Audi Sport North America
Audi Sport Team Joest
Audi R10 n°1 (Biela/Pirro/Werner)
Qualifications : 7ème temps
Course : 6ème à 14 tours des vainqueurs
Meilleur tour en course : 3:25.166
Audi R10 n°2 (Capello/Kristensen/McNish)
Qualifications : 4ème temps
Course : 1er ; 381 tours
Meilleur tour en course : 3:24.152
Audi R10 n°3 (Luhr/Rockenfeller/Premat)
Qualifications : 5ème temps
Course : 4ème à 7 tours des vainqueurs
Meilleur tour en course : 3:23.939
L’analyse d’endurance-series : Huitième victoire en dix années de présence, Audi s’affiche plus que jamais comme le maitre des 24 heures du Mans. L’Audi R10 vieillissante a fait la démonstration parfaite qu’au Mans la robustesse, l’accessibilité des organes mécaniques, l’usure des pneus, le confort de pilotage… sont des paramètres tout aussi importants que la vitesse sur un tour. Sa victoire, le trio Capello / Kristensen / McNish l’a construit en réalisant une course de toute beauté dont nous retiendrons deux moments cruciaux :
- Le quadruple relais d’Allan McNish qui dès le départ poussa les 908 et ses pilotes dans leurs derniers retranchement. Après 2h46 de course, l’écossai pointait en tête et pouvait laisser le volant à Dindo Capello.
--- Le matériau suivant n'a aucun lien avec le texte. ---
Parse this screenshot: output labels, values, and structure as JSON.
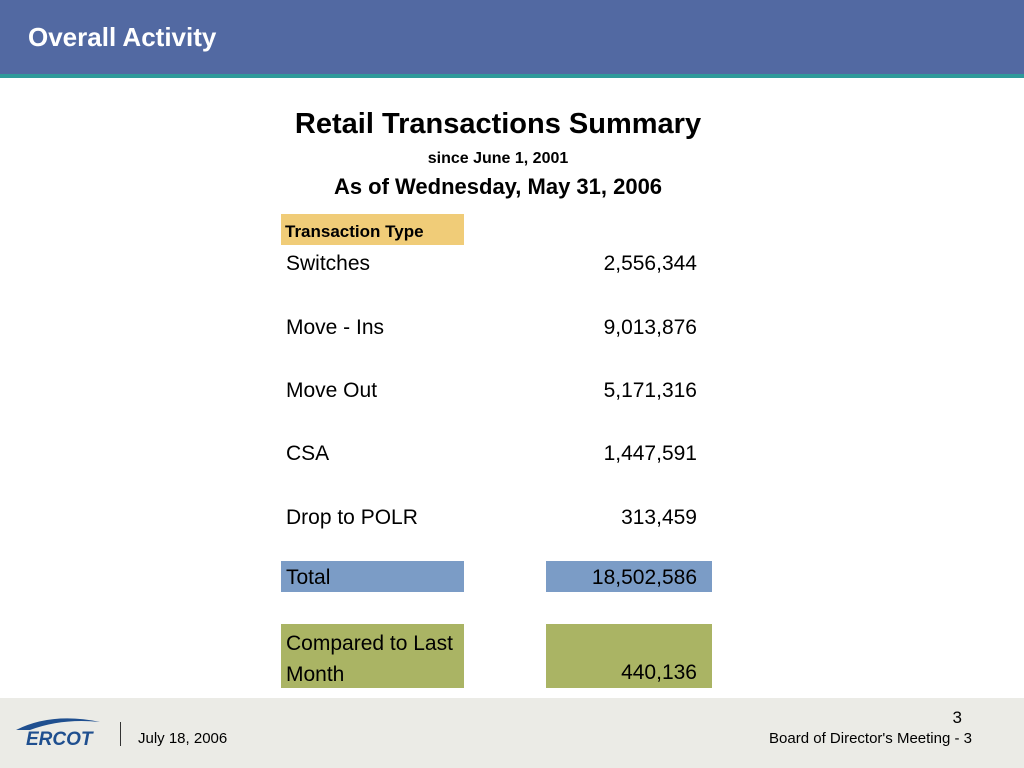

- Le relais de nuit de Tom Kristensen qui à 4h23 pris le volant avec un tour de retard sur la Peugeot n°7 pour le rendre à 6h10 avec une confortable avance. Sur une piste devenue hyper piégeuse en raison des averses localisées à certains endroits du circuit, le danois nous livra une véritable démonstration d’adresse. La preuve qu’on ne gagne pas huit fois Le Mans par hasard.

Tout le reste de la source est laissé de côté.